Ayşegül Tabak
Cumhurbaşkanlığı Senfoni Orkestrası, 200 yıllık geleneğini tekrar diriltiyor. 25 yıldır tamamlanamadığı için yılan kıssasına dönen ve umutları söndüren CSO binasının inşaatı sona ermek üzere.
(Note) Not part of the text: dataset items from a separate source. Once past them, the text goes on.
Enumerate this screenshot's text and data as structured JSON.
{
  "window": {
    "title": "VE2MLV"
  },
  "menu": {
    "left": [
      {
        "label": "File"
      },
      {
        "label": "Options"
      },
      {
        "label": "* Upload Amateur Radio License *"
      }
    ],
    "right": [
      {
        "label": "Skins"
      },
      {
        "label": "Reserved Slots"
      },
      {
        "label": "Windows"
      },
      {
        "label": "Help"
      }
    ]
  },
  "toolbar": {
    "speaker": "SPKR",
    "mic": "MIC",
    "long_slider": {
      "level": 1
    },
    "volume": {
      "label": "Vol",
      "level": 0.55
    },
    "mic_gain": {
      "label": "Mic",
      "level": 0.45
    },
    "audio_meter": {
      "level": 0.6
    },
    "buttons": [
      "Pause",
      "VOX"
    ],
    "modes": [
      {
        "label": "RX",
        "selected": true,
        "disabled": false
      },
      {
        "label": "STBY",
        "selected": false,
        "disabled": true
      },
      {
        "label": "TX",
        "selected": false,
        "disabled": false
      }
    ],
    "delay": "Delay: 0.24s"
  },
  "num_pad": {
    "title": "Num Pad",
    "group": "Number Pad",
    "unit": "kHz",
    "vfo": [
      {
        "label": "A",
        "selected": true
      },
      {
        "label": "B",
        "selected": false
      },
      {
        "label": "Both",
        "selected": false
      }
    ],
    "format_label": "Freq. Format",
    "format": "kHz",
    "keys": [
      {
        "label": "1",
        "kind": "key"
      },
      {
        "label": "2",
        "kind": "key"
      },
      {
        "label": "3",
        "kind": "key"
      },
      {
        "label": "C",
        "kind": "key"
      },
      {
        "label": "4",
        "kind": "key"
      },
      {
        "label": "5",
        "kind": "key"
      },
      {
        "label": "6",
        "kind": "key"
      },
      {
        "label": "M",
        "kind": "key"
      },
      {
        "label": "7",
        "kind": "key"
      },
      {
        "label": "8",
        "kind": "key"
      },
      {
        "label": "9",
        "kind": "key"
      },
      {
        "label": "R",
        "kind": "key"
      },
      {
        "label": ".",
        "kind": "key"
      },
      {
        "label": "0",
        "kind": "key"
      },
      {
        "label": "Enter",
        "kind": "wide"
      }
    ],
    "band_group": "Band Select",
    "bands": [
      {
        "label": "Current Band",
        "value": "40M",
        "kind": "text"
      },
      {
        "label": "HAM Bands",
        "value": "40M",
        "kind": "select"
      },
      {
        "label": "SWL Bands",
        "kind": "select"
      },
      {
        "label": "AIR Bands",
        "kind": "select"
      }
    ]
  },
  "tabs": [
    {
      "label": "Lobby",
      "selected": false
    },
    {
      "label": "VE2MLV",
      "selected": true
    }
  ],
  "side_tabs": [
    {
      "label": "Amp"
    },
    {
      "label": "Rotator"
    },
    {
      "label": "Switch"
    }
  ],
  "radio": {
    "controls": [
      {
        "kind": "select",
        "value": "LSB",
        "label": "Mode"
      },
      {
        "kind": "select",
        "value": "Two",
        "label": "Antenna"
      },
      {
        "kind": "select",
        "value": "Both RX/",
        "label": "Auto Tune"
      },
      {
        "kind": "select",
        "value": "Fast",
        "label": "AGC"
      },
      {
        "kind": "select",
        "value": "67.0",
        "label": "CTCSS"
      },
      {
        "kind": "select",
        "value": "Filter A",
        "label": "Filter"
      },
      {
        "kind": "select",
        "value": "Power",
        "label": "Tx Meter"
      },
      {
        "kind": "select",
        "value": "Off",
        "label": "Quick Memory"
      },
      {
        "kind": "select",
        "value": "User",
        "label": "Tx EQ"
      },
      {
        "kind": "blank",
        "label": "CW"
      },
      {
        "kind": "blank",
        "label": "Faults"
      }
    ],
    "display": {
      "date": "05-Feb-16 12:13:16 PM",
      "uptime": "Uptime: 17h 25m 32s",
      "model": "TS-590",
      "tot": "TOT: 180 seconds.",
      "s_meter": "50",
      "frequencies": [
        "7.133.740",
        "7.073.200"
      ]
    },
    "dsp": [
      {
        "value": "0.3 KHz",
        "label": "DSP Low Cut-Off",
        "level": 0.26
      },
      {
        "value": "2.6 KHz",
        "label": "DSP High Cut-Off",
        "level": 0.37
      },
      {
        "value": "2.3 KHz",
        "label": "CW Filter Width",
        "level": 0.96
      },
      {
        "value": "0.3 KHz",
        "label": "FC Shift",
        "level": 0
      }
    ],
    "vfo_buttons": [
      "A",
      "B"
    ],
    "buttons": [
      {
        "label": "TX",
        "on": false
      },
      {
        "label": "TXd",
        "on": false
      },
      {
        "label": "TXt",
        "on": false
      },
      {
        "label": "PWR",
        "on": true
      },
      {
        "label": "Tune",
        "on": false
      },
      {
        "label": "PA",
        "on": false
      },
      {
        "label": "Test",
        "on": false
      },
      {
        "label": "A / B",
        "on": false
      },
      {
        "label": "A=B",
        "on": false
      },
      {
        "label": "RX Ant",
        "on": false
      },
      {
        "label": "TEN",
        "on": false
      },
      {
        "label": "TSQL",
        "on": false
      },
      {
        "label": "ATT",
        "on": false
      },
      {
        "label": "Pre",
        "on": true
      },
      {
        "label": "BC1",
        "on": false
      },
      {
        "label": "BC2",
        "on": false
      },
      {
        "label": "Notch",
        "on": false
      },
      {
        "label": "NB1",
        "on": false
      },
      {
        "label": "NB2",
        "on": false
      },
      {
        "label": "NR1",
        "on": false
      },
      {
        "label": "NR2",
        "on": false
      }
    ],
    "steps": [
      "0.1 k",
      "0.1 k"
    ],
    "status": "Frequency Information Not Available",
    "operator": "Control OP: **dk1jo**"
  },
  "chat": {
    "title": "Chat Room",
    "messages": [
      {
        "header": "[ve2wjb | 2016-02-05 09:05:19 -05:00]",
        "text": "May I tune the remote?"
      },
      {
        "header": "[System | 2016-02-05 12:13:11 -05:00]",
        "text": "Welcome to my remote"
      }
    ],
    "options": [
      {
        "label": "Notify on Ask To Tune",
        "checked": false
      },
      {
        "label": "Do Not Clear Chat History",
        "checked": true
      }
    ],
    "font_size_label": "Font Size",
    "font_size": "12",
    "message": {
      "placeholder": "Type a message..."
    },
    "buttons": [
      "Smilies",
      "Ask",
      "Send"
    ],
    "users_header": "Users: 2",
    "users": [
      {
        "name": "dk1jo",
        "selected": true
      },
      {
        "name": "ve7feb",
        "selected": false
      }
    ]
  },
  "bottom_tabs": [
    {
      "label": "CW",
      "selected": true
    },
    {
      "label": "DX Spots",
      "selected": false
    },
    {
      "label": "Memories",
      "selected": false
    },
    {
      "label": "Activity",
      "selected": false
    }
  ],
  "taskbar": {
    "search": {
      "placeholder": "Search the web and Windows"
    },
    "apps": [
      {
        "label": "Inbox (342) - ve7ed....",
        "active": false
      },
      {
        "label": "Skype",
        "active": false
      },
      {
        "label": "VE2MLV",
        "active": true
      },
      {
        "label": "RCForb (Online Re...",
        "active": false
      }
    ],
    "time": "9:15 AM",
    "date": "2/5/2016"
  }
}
Ankara’nın ortasında, 400 personelin emeğiyle yükselen bu bina konser salonları, açık-kapalı alanları ve yeni işletme anlayışı ile yalnız CSO’ya değil, başşehrin ve Türkiye’nin kültür-sanat hayatına geniş bir kucak açmayı planlıyor.
Eğitimi, muvaffakiyetleri ve genç yaşıyla kendinden bir oldukça kelam ettiren CSO’nun genç şefi Cemi’i Can Deliorman uyumlu halleri, insan alakalarını yönetme kabiliyeti ve samimi üslubuyla dehanın ve insani vasıfların ahengini yansıtıyor ve haliyle gelecek sanatçı kuşağına değerli bir örnek teşkil ediyor. İşine tutkuyla sarılan Cemi’i Can Deliorman ile son 5 yılda dünyada yine kurulan/yapılanan tek senfoni olacak Cumhurbaşkanlığı Senfoni Orkestrası’nı, amaçladıklarını ve tüm süreci konuştuk.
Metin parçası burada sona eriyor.